Grundschullehramt auf neuen Wegen: Ergebnisse des Heidelberger bildungspolitischen Gesprächs
"Grundschullehramt auf neuen Wegen": Ende Juli haben sich Bildungsexpert:innen zum Lehrkräftemangel und insbesondere zur Situation der Grundschule ausgetauscht. Die Pädagogische Hochschule Heidelberg war Gastgeberin dieses bildungspolitischen Gesprächs, für das sie hochkarätige Expert:innen aus Politik, Verbänden, Hochschulen und Schulen gewinnen konnte. Durch das Programm der drei aufeinander folgenden Podien sowie unter Einbezug des informierten Publikums vor Ort und an den Bildschirmen führte Wissenschaftsjournalist Armin Himmelrath.
Zu Gast waren auf Podium 1 „Gesellschaft“ Gerhard Brand, Bundesvorsitzender des Verbands Bildung und Erziehung, Monika Stein, Landesvorsitzende der Gewerkschaft Erziehung und Wissenschaft, und Rita Haller, zweite Vorsitzende des Landesschulbeirats Baden-Württemberg. Auf Podium 2 „Praxis“ diskutierten Sabine Horn, Rektorin Geschwister-Scholl-Schule Heidelberg, Referendar Patrick Götzinger und Studentin Franca-Juliana Brunke. Podium 3 „Politik“ bestand aus den Landtagsmitgliedern Nadyne Saint-Cast, Bündnis 90/Die Grünen, und Dr. Stefan Fulst-Blei, SPD, sowie Prof. Dr.
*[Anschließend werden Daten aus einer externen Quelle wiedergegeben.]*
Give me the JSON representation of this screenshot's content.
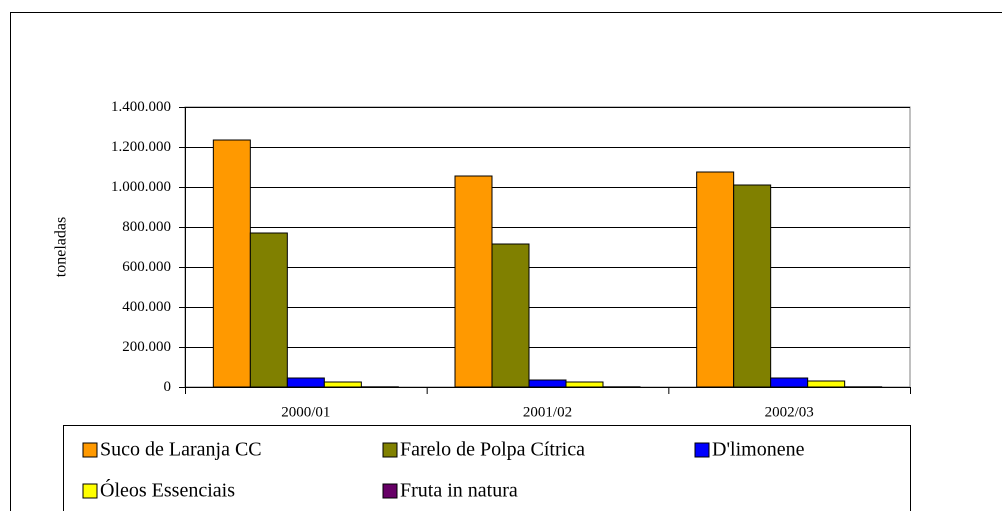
{
  "chart_data": {
    "type": "bar",
    "categories": [
      "2000/01",
      "2001/02",
      "2002/03"
    ],
    "y_label": "toneladas",
    "series": [
      {
        "name": "Suco de Laranja CC",
        "color": "#ff9900",
        "values": [
          1235000,
          1055000,
          1075000
        ]
      },
      {
        "name": "Farelo de Polpa Cítrica",
        "color": "#808000",
        "values": [
          770000,
          715000,
          1010000
        ]
      },
      {
        "name": "D'limonene",
        "color": "#0000ff",
        "values": [
          45000,
          35000,
          45000
        ]
      },
      {
        "name": "Óleos Essenciais",
        "color": "#ffff00",
        "values": [
          25000,
          25000,
          30000
        ]
      },
      {
        "name": "Fruta in natura",
        "color": "#660066",
        "values": [
          1000,
          1000,
          1000
        ]
      }
    ],
    "ylim": [
      0,
      1400000
    ],
    "yticks": [
      0,
      {
        "value": 200000,
        "label": "200.000"
      },
      {
        "value": 400000,
        "label": "400.000"
      },
      {
        "value": 600000,
        "label": "600.000"
      },
      {
        "value": 800000,
        "label": "800.000"
      },
      {
        "value": 1000000,
        "label": "1.000.000"
      },
      {
        "value": 1200000,
        "label": "1.200.000"
      },
      {
        "value": 1400000,
        "label": "1.400.000"
      }
    ],
    "grid": true
  }
}
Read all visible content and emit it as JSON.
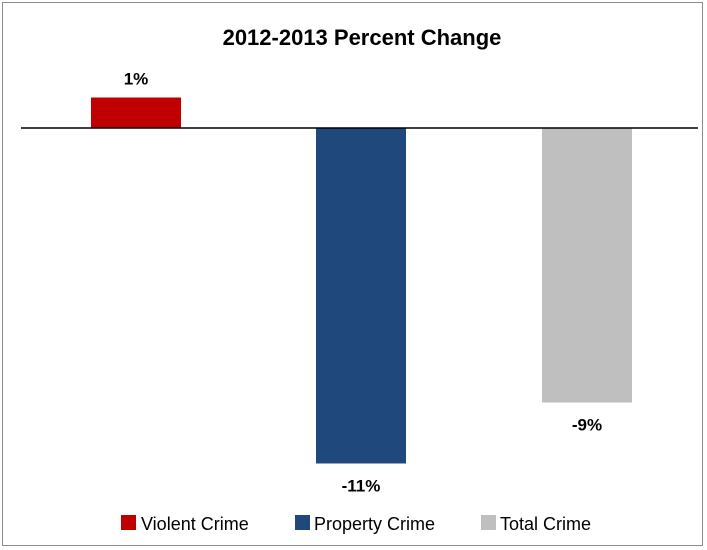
{
  "chart_data": {
    "type": "bar",
    "title": "2012-2013 Percent Change",
    "categories": [
      "Violent Crime",
      "Property Crime",
      "Total Crime"
    ],
    "series": [
      {
        "name": "Violent Crime",
        "values": [
          1,
          null,
          null
        ],
        "color": "#C00000"
      },
      {
        "name": "Property Crime",
        "values": [
          null,
          -11,
          null
        ],
        "color": "#1F497D"
      },
      {
        "name": "Total Crime",
        "values": [
          null,
          null,
          -9
        ],
        "color": "#BFBFBF"
      }
    ],
    "values": [
      1,
      -11,
      -9
    ],
    "data_labels": [
      "1%",
      "-11%",
      "-9%"
    ],
    "ylim": [
      -12,
      1.5
    ],
    "unit": "%",
    "grid": false,
    "legend": {
      "position": "bottom",
      "entries": [
        {
          "label": "Violent Crime",
          "color": "#C00000"
        },
        {
          "label": "Property Crime",
          "color": "#1F497D"
        },
        {
          "label": "Total Crime",
          "color": "#BFBFBF"
        }
      ]
    }
  }
}
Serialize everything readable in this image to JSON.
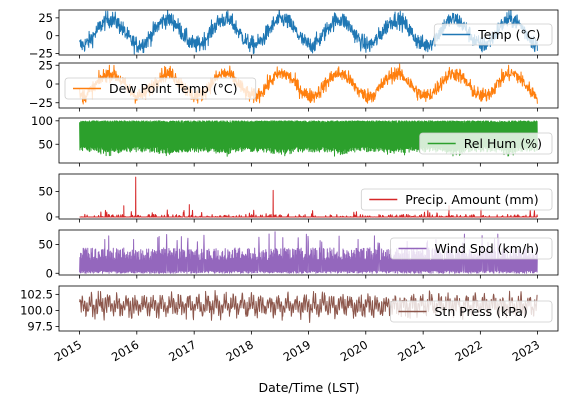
{
  "chart_data": {
    "type": "line",
    "xlabel": "Date/Time (LST)",
    "x_range": [
      "2015-01-01",
      "2022-12-31"
    ],
    "x_tick_labels": [
      "2015",
      "2016",
      "2017",
      "2018",
      "2019",
      "2020",
      "2021",
      "2022",
      "2023"
    ],
    "panels": [
      {
        "series_name": "Temp (°C)",
        "color": "#1f77b4",
        "ylim": [
          -27,
          36
        ],
        "y_ticks": [
          -25,
          0,
          25
        ],
        "y_tick_labels": [
          "−25",
          "0",
          "25"
        ],
        "legend_loc": "right",
        "data_summary": {
          "seasonal_mean": 5,
          "seasonal_amplitude": 18,
          "noise": 6,
          "peak_month": "July"
        }
      },
      {
        "series_name": "Dew Point Temp (°C)",
        "color": "#ff7f0e",
        "ylim": [
          -32,
          28
        ],
        "y_ticks": [
          -25,
          0,
          25
        ],
        "y_tick_labels": [
          "−25",
          "0",
          "25"
        ],
        "legend_loc": "left",
        "data_summary": {
          "seasonal_mean": -1,
          "seasonal_amplitude": 15,
          "noise": 5,
          "peak_month": "July"
        }
      },
      {
        "series_name": "Rel Hum (%)",
        "color": "#2ca02c",
        "ylim": [
          10,
          106
        ],
        "y_ticks": [
          50,
          100
        ],
        "y_tick_labels": [
          "50",
          "100"
        ],
        "legend_loc": "right",
        "data_summary": {
          "range": [
            20,
            100
          ],
          "typical": [
            50,
            100
          ]
        }
      },
      {
        "series_name": "Precip. Amount (mm)",
        "color": "#d62728",
        "ylim": [
          -4,
          84
        ],
        "y_ticks": [
          0,
          50
        ],
        "y_tick_labels": [
          "0",
          "50"
        ],
        "legend_loc": "right",
        "data_summary": {
          "baseline": 0,
          "typical_max": 15
        },
        "spikes": [
          {
            "date": "2015-12-25",
            "value": 78
          },
          {
            "date": "2018-05-20",
            "value": 52
          },
          {
            "date": "2016-12-01",
            "value": 24
          },
          {
            "date": "2015-10-10",
            "value": 22
          },
          {
            "date": "2021-06-15",
            "value": 22
          },
          {
            "date": "2022-01-05",
            "value": 16
          }
        ]
      },
      {
        "series_name": "Wind Spd (km/h)",
        "color": "#9467bd",
        "ylim": [
          -3,
          75
        ],
        "y_ticks": [
          0,
          50
        ],
        "y_tick_labels": [
          "0",
          "50"
        ],
        "legend_loc": "right",
        "data_summary": {
          "baseline": 0,
          "typical_max": 45,
          "peak": 72
        }
      },
      {
        "series_name": "Stn Press (kPa)",
        "color": "#8c564b",
        "ylim": [
          96.8,
          103.8
        ],
        "y_ticks": [
          97.5,
          100.0,
          102.5
        ],
        "y_tick_labels": [
          "97.5",
          "100.0",
          "102.5"
        ],
        "legend_loc": "right",
        "data_summary": {
          "mean": 100.8,
          "range": [
            98.0,
            103.4
          ]
        }
      }
    ]
  }
}
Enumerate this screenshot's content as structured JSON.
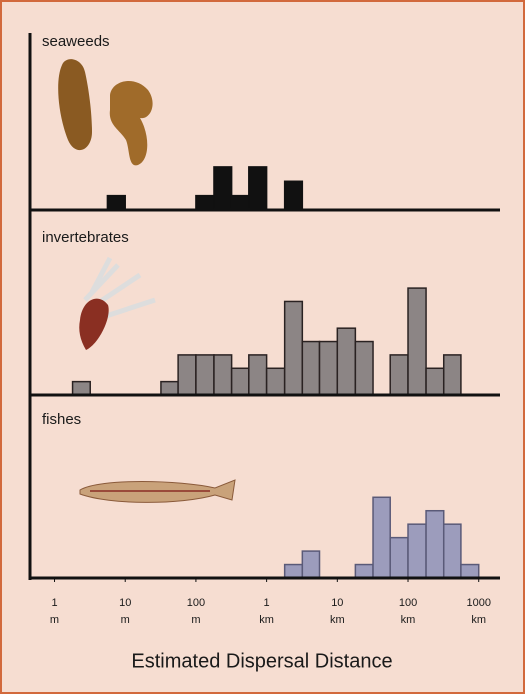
{
  "chart_data": [
    {
      "type": "histogram",
      "title": "seaweeds",
      "xscale": "log",
      "xlim": [
        0.45,
        2000000
      ],
      "ylim": [
        0,
        11
      ],
      "color": "#111111",
      "edgecolor": "#111111",
      "bins": [
        5.6,
        10,
        18,
        32,
        56,
        100,
        180,
        320,
        560,
        1000,
        1800,
        3200
      ],
      "counts": [
        1,
        0,
        0,
        0,
        0,
        1,
        3,
        1,
        3,
        0,
        2
      ]
    },
    {
      "type": "histogram",
      "title": "invertebrates",
      "xscale": "log",
      "xlim": [
        0.45,
        2000000
      ],
      "ylim": [
        0,
        11
      ],
      "color": "#8c8585",
      "edgecolor": "#2a2222",
      "bins": [
        1.8,
        3.2,
        5.6,
        10,
        18,
        32,
        56,
        100,
        180,
        320,
        560,
        1000,
        1800,
        3200,
        5600,
        10000,
        18000,
        32000,
        56000,
        100000,
        180000,
        320000,
        560000
      ],
      "counts": [
        1,
        0,
        0,
        0,
        0,
        1,
        3,
        3,
        3,
        2,
        3,
        2,
        7,
        4,
        4,
        5,
        4,
        0,
        3,
        8,
        2,
        3
      ]
    },
    {
      "type": "histogram",
      "title": "fishes",
      "xscale": "log",
      "xlim": [
        0.45,
        2000000
      ],
      "ylim": [
        0,
        11
      ],
      "color": "#9c9cbc",
      "edgecolor": "#5a5a78",
      "bins": [
        1800,
        3200,
        5600,
        10000,
        18000,
        32000,
        56000,
        100000,
        180000,
        320000,
        560000,
        1000000
      ],
      "counts": [
        1,
        2,
        0,
        0,
        1,
        6,
        3,
        4,
        5,
        4,
        1
      ],
      "xlabel": "Estimated Dispersal Distance",
      "xticks": [
        {
          "value": 1,
          "label": "1 m"
        },
        {
          "value": 10,
          "label": "10 m"
        },
        {
          "value": 100,
          "label": "100 m"
        },
        {
          "value": 1000,
          "label": "1 km"
        },
        {
          "value": 10000,
          "label": "10 km"
        },
        {
          "value": 100000,
          "label": "100 km"
        },
        {
          "value": 1000000,
          "label": "1000 km"
        }
      ]
    }
  ]
}
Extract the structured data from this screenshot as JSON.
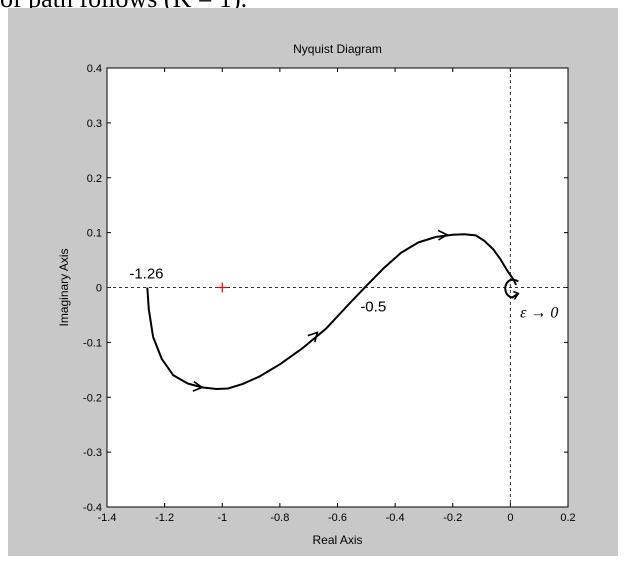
{
  "caption": "of path follows (K = 1).",
  "chart_data": {
    "type": "line",
    "title": "Nyquist Diagram",
    "xlabel": "Real Axis",
    "ylabel": "Imaginary Axis",
    "xlim": [
      -1.4,
      0.2
    ],
    "ylim": [
      -0.4,
      0.4
    ],
    "xticks": [
      -1.4,
      -1.2,
      -1,
      -0.8,
      -0.6,
      -0.4,
      -0.2,
      0,
      0.2
    ],
    "yticks": [
      -0.4,
      -0.3,
      -0.2,
      -0.1,
      0,
      0.1,
      0.2,
      0.3,
      0.4
    ],
    "xtick_labels": [
      "-1.4",
      "-1.2",
      "-1",
      "-0.8",
      "-0.6",
      "-0.4",
      "-0.2",
      "0",
      "0.2"
    ],
    "ytick_labels": [
      "-0.4",
      "-0.3",
      "-0.2",
      "-0.1",
      "0",
      "0.1",
      "0.2",
      "0.3",
      "0.4"
    ],
    "grid": false,
    "series": [
      {
        "x": [
          -1.26,
          -1.255,
          -1.24,
          -1.21,
          -1.17,
          -1.12,
          -1.07,
          -1.02,
          -0.98,
          -0.93,
          -0.87,
          -0.8,
          -0.72,
          -0.64,
          -0.56,
          -0.5,
          -0.44,
          -0.38,
          -0.32,
          -0.26,
          -0.2,
          -0.16,
          -0.12,
          -0.09,
          -0.06,
          -0.035,
          -0.01,
          0.01,
          0.02
        ],
        "y": [
          0,
          -0.04,
          -0.09,
          -0.13,
          -0.16,
          -0.175,
          -0.182,
          -0.185,
          -0.184,
          -0.176,
          -0.162,
          -0.14,
          -0.11,
          -0.075,
          -0.03,
          0.003,
          0.035,
          0.063,
          0.082,
          0.092,
          0.096,
          0.097,
          0.095,
          0.085,
          0.07,
          0.052,
          0.03,
          0.015,
          0.005
        ],
        "color": "#000000"
      }
    ],
    "direction_arrows_at": [
      [
        -1.07,
        -0.182
      ],
      [
        -0.67,
        -0.082
      ],
      [
        -0.22,
        0.096
      ]
    ],
    "reference_lines": {
      "x": 0,
      "y": 0,
      "style": "dashed"
    },
    "critical_point": {
      "x": -1,
      "y": 0,
      "marker": "+",
      "color": "#ff0000"
    },
    "annotations": [
      {
        "text": "-1.26",
        "x": -1.26,
        "y": 0
      },
      {
        "text": "-0.5",
        "x": -0.5,
        "y": 0
      },
      {
        "text": "ε → 0",
        "x": 0.02,
        "y": 0
      }
    ]
  }
}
Peter Kirchner, Sprecher der PH-Prorektor:innen Studium und Lehre.
Rektorin Prof.in Dr.in Karin Vach unterstrich in ihrem Eingangsstatement, „dass wir Lehrer:innen brauchen, die mit einem ausgezeichneten Professionswissen Kindern Bildungschancen eröffnen, die mit viel Engagement unterrichten und die auch in Krisen stark sind. Wir können es uns als Gesellschaft nicht leisten, dass die Schere zwischen den Kindern aus privilegierten Familien und Kindern mit weniger Startchancen immer größer wird. Wenn wir Schule neu denken wollen, müssen wir auch unsere Lehramtsstudiengänge weiterentwickeln“.
Einig waren sich die Podiumsteilnehmer:innen, dass gerade den frühen Bildungsprozessen in der Grundschule eine enorme Bedeutung zukommt, da hier die Weichen für die Zukunft gestellt werden. Einigkeit bestand aber auch in der Einschätzung, dass die Grundschule sich zurzeit in einer überaus schwierigen Situation befindet und dringend Unterstützung braucht. Es müsse sofort etwas gegen den Lehrkräftemangel getan und Anreize für das Studium des Grundschullehramts geschaffen werden, so das Credo auf den unterschiedlichen Podien.
Bei der Suche nach Lösungsmöglichkeiten wurde die Angleichung der Gehälter von Grundschullehrkräften mit anderen Schularten gefordert. Ein anderer Ansatz war, dass Praktikantinnen unterstützend eingesetzt werden könnten, gerade mit Blick auf Herausforderungen, die durch große heterogene Klassen, Kindern mit unterschiedlichen Bedarfen und herkunftsbedingten Disparitäten entstanden sind. Ebenfalls diskutiert wurde die Möglichkeit der wissenschaftlichen Qualifizierung und regelmäßigen Fortbildung von Quereinsteiger:innen, bei denen auch Migrant:innen mitgedacht wurden.
Kontroversen entstanden über die Frage, ob duale Studienmodelle eine Möglichkeit sein könnten, neue Zielgruppen für Lehramtsstudiengänge zu gewinnen. Die Befürworter:innen sehen darin die Chance, dass Studierende bei ausreichender wissenschaftlicher Qualifizierung Schulen schon früh im Studienverlauf unterstützen könnten. Durch die Bezahlung der Tätigkeit an den Schulen würde nicht nur ein hoher Anreiz geschaffen, sondern für Studierende auch erleichtert werden, den Lebensunterhalt zu finanzieren. Solche Modelle könnten zudem Quereinsteiger:innen aus anderen Bereichen ansprechen. Ein duales Studium könnte darüber hinaus auch helfen, frühe Studienabbrüche zu vermeiden, da die Bindung an die jeweilige Schule schon frühzeitig erfolgte.
Die Kritiker der dualen Modelle betonten hingegen die sehr gute Qualität der Ausbildung an den Pädagogischen Hochschulen und sehen bei den Studiengängen momentan keinen konkreten Änderungsbedarf, wofür auch die geringe Abbruchquote spricht. In der Einführung eines dualen Modells sehen sie die Gefahr, dass die grundständigen Studiengänge an Attraktivität verlieren würden.